After riots rocked Los Angeles in 1992, Diane Bock set out to build bridges across the color divide, one family at a time 
By Betty Cortina  July/August, 2000

IN THE MIDDLE OF AN APRIL NIGHT back in 1992, Diane Bock sat in the living room of her San Diego home, nursing her newborn daughter. Struggling to stay awake, she turned on her television. What she saw really opened her eyes. 

A local station was airing footage of the Los Angeles riots, which had erupted after an all white jury acquitted four white police officers who were caught on videotape beating black motorist Rodney King. As images of blazing city blocks flashed across her screen, Bock was horrified. "Black people were fighting white people; Koreans were fighting Hispanics," she says. "I thought, how could there be so much hatred? And what can one person do about it?" 

Although she was living 8o miles away in an upscale, mostly white community, Bock was haunted by those images for months. Then, an idea came to her, and she sat down and put it in writing. "The best way to break down stereotypes is to promote personal contact among people of different groups," she wrote. She proposed creating a match­making program that would bring together families of different races so they could get to know one another and rid themselves of prejudice. Thinking this was the kind of task community agencies would be eager to take on, Bock sent her idea to every organization she could think of, from the United Way to her local school board. She spent the next three months making follow-up calls and visits, trying to convince one of them to implement her plan. 

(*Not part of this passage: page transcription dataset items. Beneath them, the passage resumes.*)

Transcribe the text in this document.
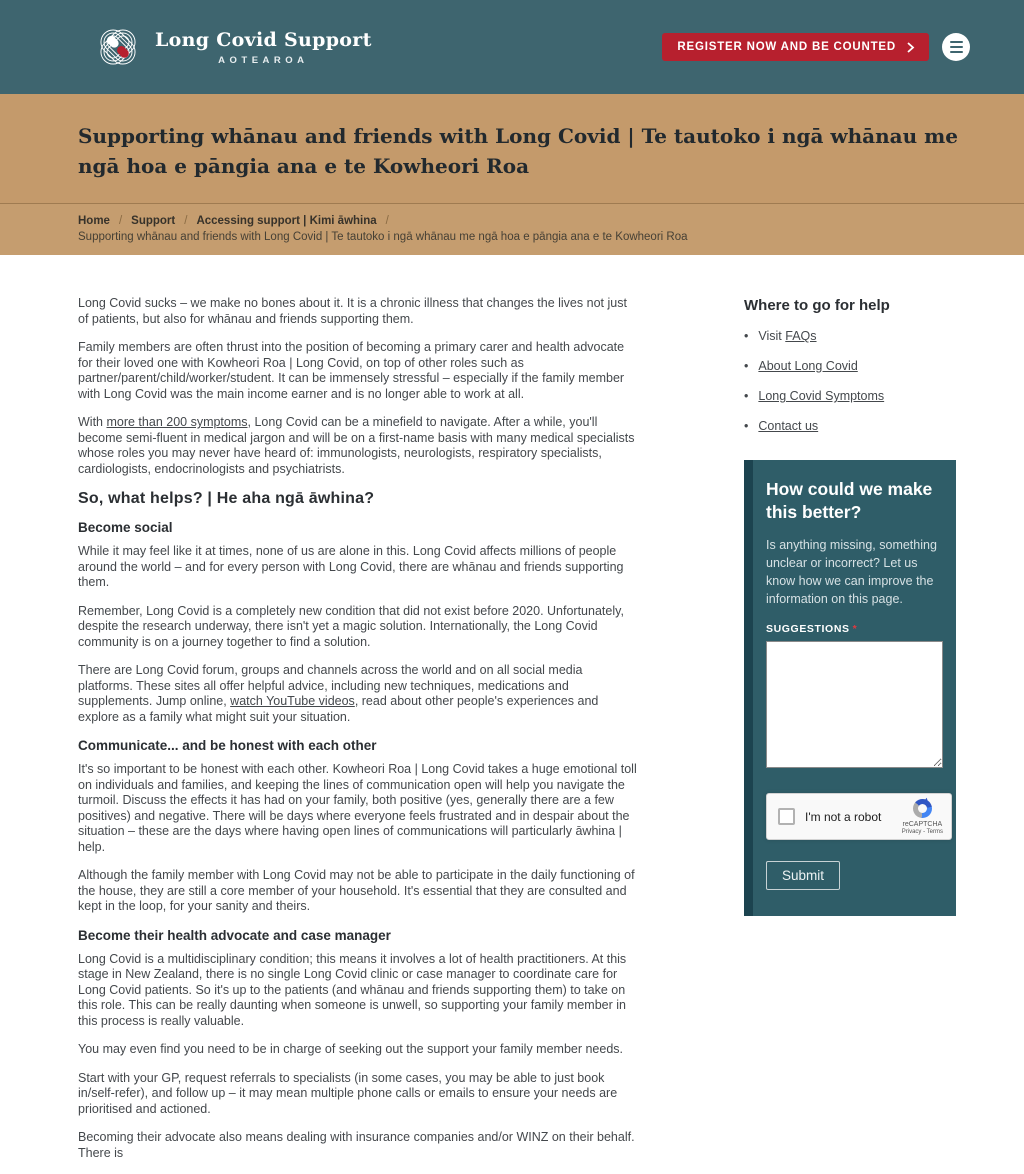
Long Covid Support
AOTEAROA
REGISTER NOW AND BE COUNTED
Supporting whānau and friends with Long Covid | Te tautoko i ngā whānau me ngā hoa e pāngia ana e te Kowheori Roa
Home / Support / Accessing support | Kimi āwhina /
Supporting whānau and friends with Long Covid | Te tautoko i ngā whānau me ngā hoa e pāngia ana e te Kowheori Roa

Long Covid sucks – we make no bones about it. It is a chronic illness that changes the lives not just of patients, but also for whānau and friends supporting them.

Family members are often thrust into the position of becoming a primary carer and health advocate for their loved one with Kowheori Roa | Long Covid, on top of other roles such as partner/parent/child/worker/student. It can be immensely stressful – especially if the family member with Long Covid was the main income earner and is no longer able to work at all.

With more than 200 symptoms, Long Covid can be a minefield to navigate. After a while, you'll become semi-fluent in medical jargon and will be on a first-name basis with many medical specialists whose roles you may never have heard of: immunologists, neurologists, respiratory specialists, cardiologists, endocrinologists and psychiatrists.

So, what helps? | He aha ngā āwhina?
Become social

While it may feel like it at times, none of us are alone in this. Long Covid affects millions of people around the world – and for every person with Long Covid, there are whānau and friends supporting them.

Remember, Long Covid is a completely new condition that did not exist before 2020. Unfortunately, despite the research underway, there isn't yet a magic solution. Internationally, the Long Covid community is on a journey together to find a solution.

There are Long Covid forum, groups and channels across the world and on all social media platforms. These sites all offer helpful advice, including new techniques, medications and supplements. Jump online, watch YouTube videos, read about other people's experiences and explore as a family what might suit your situation.

Communicate... and be honest with each other

It's so important to be honest with each other. Kowheori Roa | Long Covid takes a huge emotional toll on individuals and families, and keeping the lines of communication open will help you navigate the turmoil. Discuss the effects it has had on your family, both positive (yes, generally there are a few positives) and negative. There will be days where everyone feels frustrated and in despair about the situation – these are the days where having open lines of communications will particularly āwhina | help.

Although the family member with Long Covid may not be able to participate in the daily functioning of the house, they are still a core member of your household. It's essential that they are consulted and kept in the loop, for your sanity and theirs.

Become their health advocate and case manager

Long Covid is a multidisciplinary condition; this means it involves a lot of health practitioners. At this stage in New Zealand, there is no single Long Covid clinic or case manager to coordinate care for Long Covid patients. So it's up to the patients (and whānau and friends supporting them) to take on this role. This can be really daunting when someone is unwell, so supporting your family member in this process is really valuable.

You may even find you need to be in charge of seeking out the support your family member needs.

Start with your GP, request referrals to specialists (in some cases, you may be able to just book in/self-refer), and follow up – it may mean multiple phone calls or emails to ensure your needs are prioritised and actioned.

Becoming their advocate also means dealing with insurance companies and/or WINZ on their behalf. There is

Where to go for help
• Visit FAQs
• About Long Covid
• Long Covid Symptoms
• Contact us
How could we make this better?

Is anything missing, something unclear or incorrect? Let us know how we can improve the information on this page.

SUGGESTIONS *
I'm not a robot
reCAPTCHA
Privacy - Terms
Submit
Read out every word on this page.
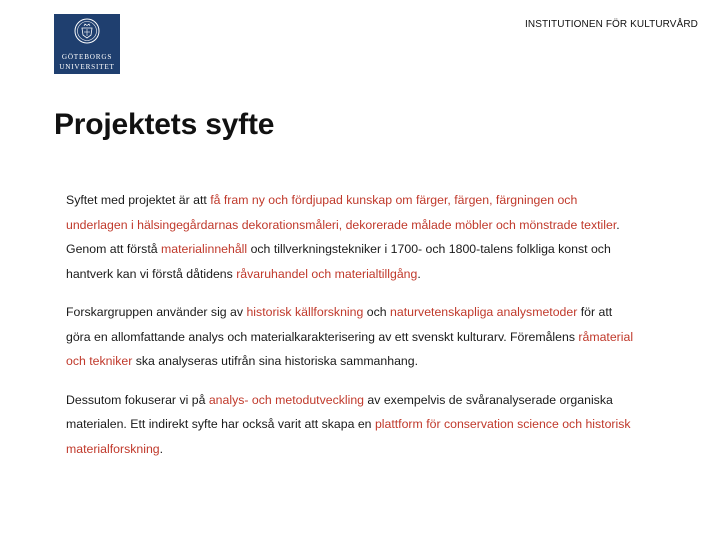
GÖTEBORGS
UNIVERSITET
INSTITUTIONEN FÖR KULTURVÅRD
Projektets syfte

Syftet med projektet är att få fram ny och fördjupad kunskap om färger, färgen, färgningen och underlagen i hälsingegårdarnas dekorationsmåleri, dekorerade målade möbler och mönstrade textiler. Genom att förstå materialinnehåll och tillverkningstekniker i 1700- och 1800-talens folkliga konst och hantverk kan vi förstå dåtidens råvaruhandel och materialtillgång.

Forskargruppen använder sig av historisk källforskning och naturvetenskapliga analysmetoder för att göra en allomfattande analys och materialkarakterisering av ett svenskt kulturarv. Föremålens råmaterial och tekniker ska analyseras utifrån sina historiska sammanhang.

Dessutom fokuserar vi på analys- och metodutveckling av exempelvis de svåranalyserade organiska materialen. Ett indirekt syfte har också varit att skapa en plattform för conservation science och historisk materialforskning.
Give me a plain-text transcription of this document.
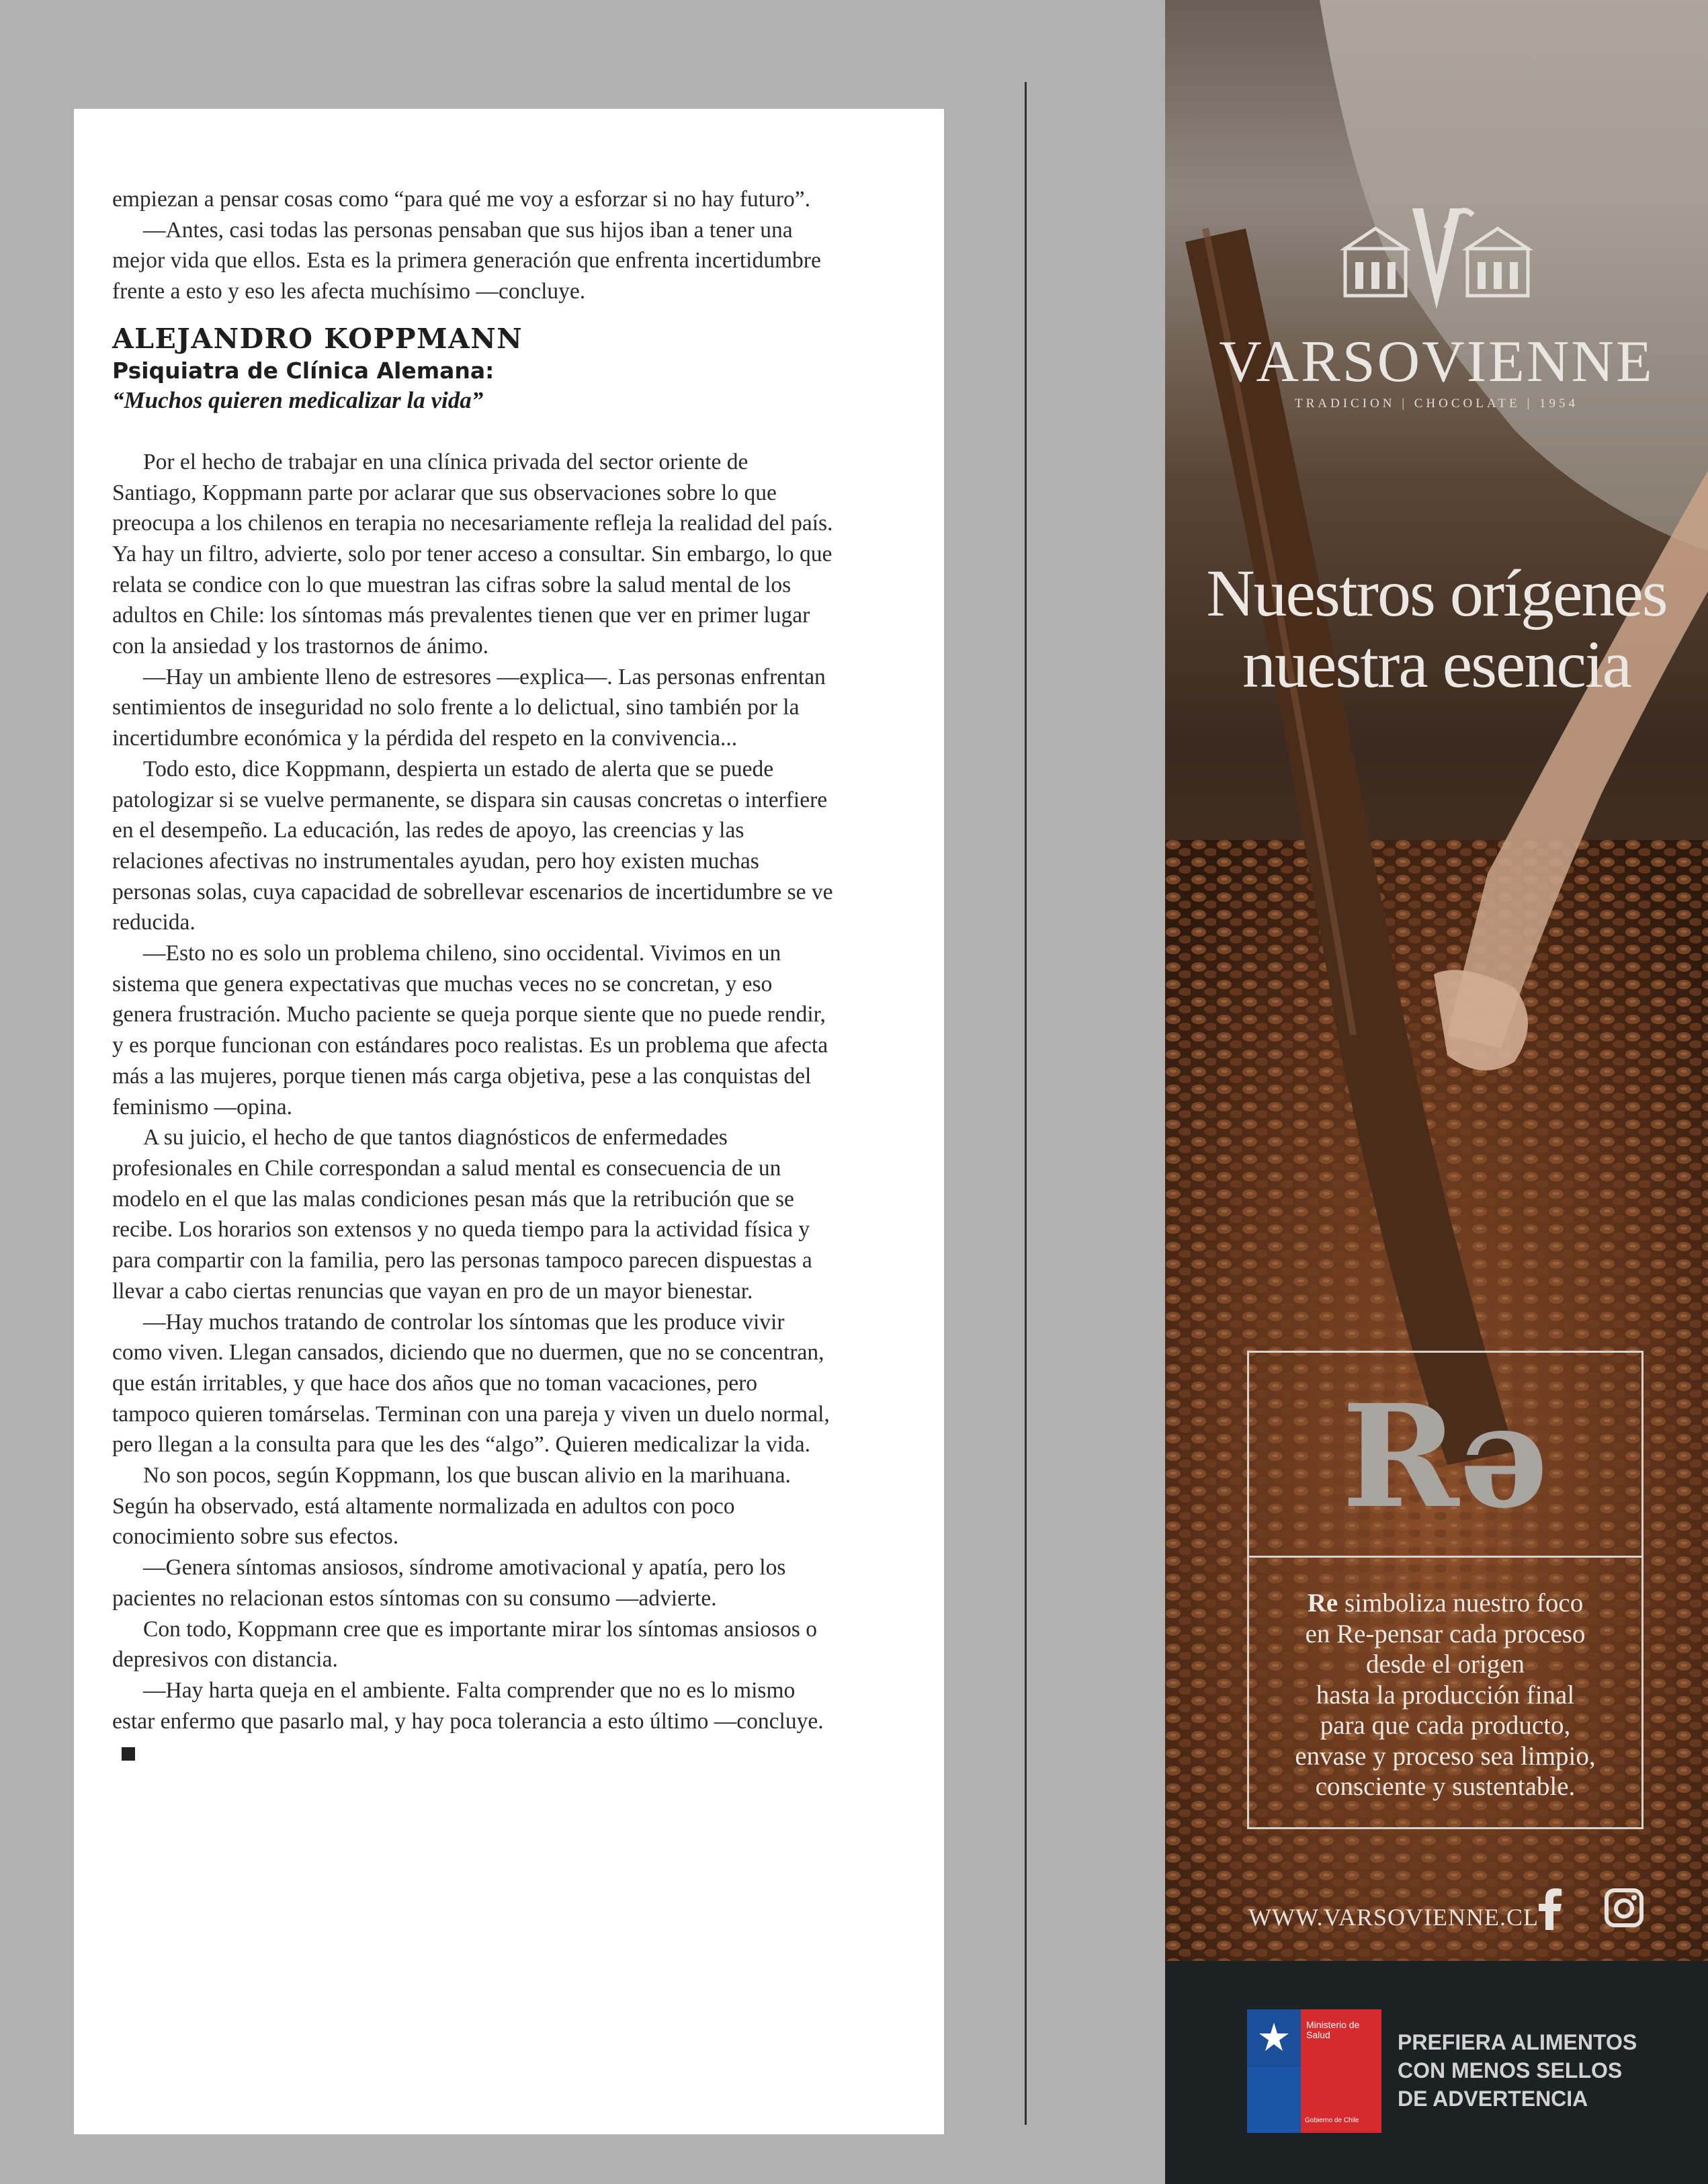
empiezan a pensar cosas como “para qué me voy a esforzar si no hay futuro”.

—Antes, casi todas las personas pensaban que sus hijos iban a tener una mejor vida que ellos. Esta es la primera generación que enfrenta incertidumbre frente a esto y eso les afecta muchísimo —concluye.

ALEJANDRO KOPPMANN
Psiquiatra de Clínica Alemana:
“Muchos quieren medicalizar la vida”

Por el hecho de trabajar en una clínica privada del sector oriente de Santiago, Koppmann parte por aclarar que sus observaciones sobre lo que preocupa a los chilenos en terapia no necesariamente refleja la realidad del país. Ya hay un filtro, advierte, solo por tener acceso a consultar. Sin embargo, lo que relata se condice con lo que muestran las cifras sobre la salud mental de los adultos en Chile: los síntomas más prevalentes tienen que ver en primer lugar con la ansiedad y los trastornos de ánimo.

—Hay un ambiente lleno de estresores —explica—. Las personas enfrentan sentimientos de inseguridad no solo frente a lo delictual, sino también por la incertidumbre económica y la pérdida del respeto en la convivencia...

Todo esto, dice Koppmann, despierta un estado de alerta que se puede patologizar si se vuelve permanente, se dispara sin causas concretas o interfiere en el desempeño. La educación, las redes de apoyo, las creencias y las relaciones afectivas no instrumentales ayudan, pero hoy existen muchas personas solas, cuya capacidad de sobrellevar escenarios de incertidumbre se ve reducida.

—Esto no es solo un problema chileno, sino occidental. Vivimos en un sistema que genera expectativas que muchas veces no se concretan, y eso genera frustración. Mucho paciente se queja porque siente que no puede rendir, y es porque funcionan con estándares poco realistas. Es un problema que afecta más a las mujeres, porque tienen más carga objetiva, pese a las conquistas del feminismo —opina.

A su juicio, el hecho de que tantos diagnósticos de enfermedades profesionales en Chile correspondan a salud mental es consecuencia de un modelo en el que las malas condiciones pesan más que la retribución que se recibe. Los horarios son extensos y no queda tiempo para la actividad física y para compartir con la familia, pero las personas tampoco parecen dispuestas a llevar a cabo ciertas renuncias que vayan en pro de un mayor bienestar.

—Hay muchos tratando de controlar los síntomas que les produce vivir como viven. Llegan cansados, diciendo que no duermen, que no se concentran, que están irritables, y que hace dos años que no toman vacaciones, pero tampoco quieren tomárselas. Terminan con una pareja y viven un duelo normal, pero llegan a la consulta para que les des “algo”. Quieren medicalizar la vida.

No son pocos, según Koppmann, los que buscan alivio en la marihuana. Según ha observado, está altamente normalizada en adultos con poco conocimiento sobre sus efectos.

—Genera síntomas ansiosos, síndrome amotivacional y apatía, pero los pacientes no relacionan estos síntomas con su consumo —advierte.

Con todo, Koppmann cree que es importante mirar los síntomas ansiosos o depresivos con distancia.

—Hay harta queja en el ambiente. Falta comprender que no es lo mismo estar enfermo que pasarlo mal, y hay poca tolerancia a esto último —concluye.

VARSOVIENNE
TRADICION | CHOCOLATE | 1954
Nuestros orígenes
nuestra esencia
Rə
Re simboliza nuestro foco
en Re-pensar cada proceso
desde el origen
hasta la producción final
para que cada producto,
envase y proceso sea limpio,
consciente y sustentable.
WWW.VARSOVIENNE.CL
Ministerio de Salud
Gobierno de Chile
PREFIERA ALIMENTOS
CON MENOS SELLOS
DE ADVERTENCIA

But no one was interested. "I was surprised," says Bock, who had recently left her marketing job to stay home with her baby, Tasha, and older daughter, Quincy, then 3. "My husband finally told me, 'If you really care about this, you're doing to have to do it yourself.' And he was right." 

In early 1994, Bock created Community Cousins, a program that pairs up families of different ethnicities. She planned to encourage families, she called them cousins, to get together regularly; over time, she hoped they would build friendships and break down racial barriers. "If you're going to change the way people think and feel about one another," says Bock, now 40, "you have to start by bringing them together."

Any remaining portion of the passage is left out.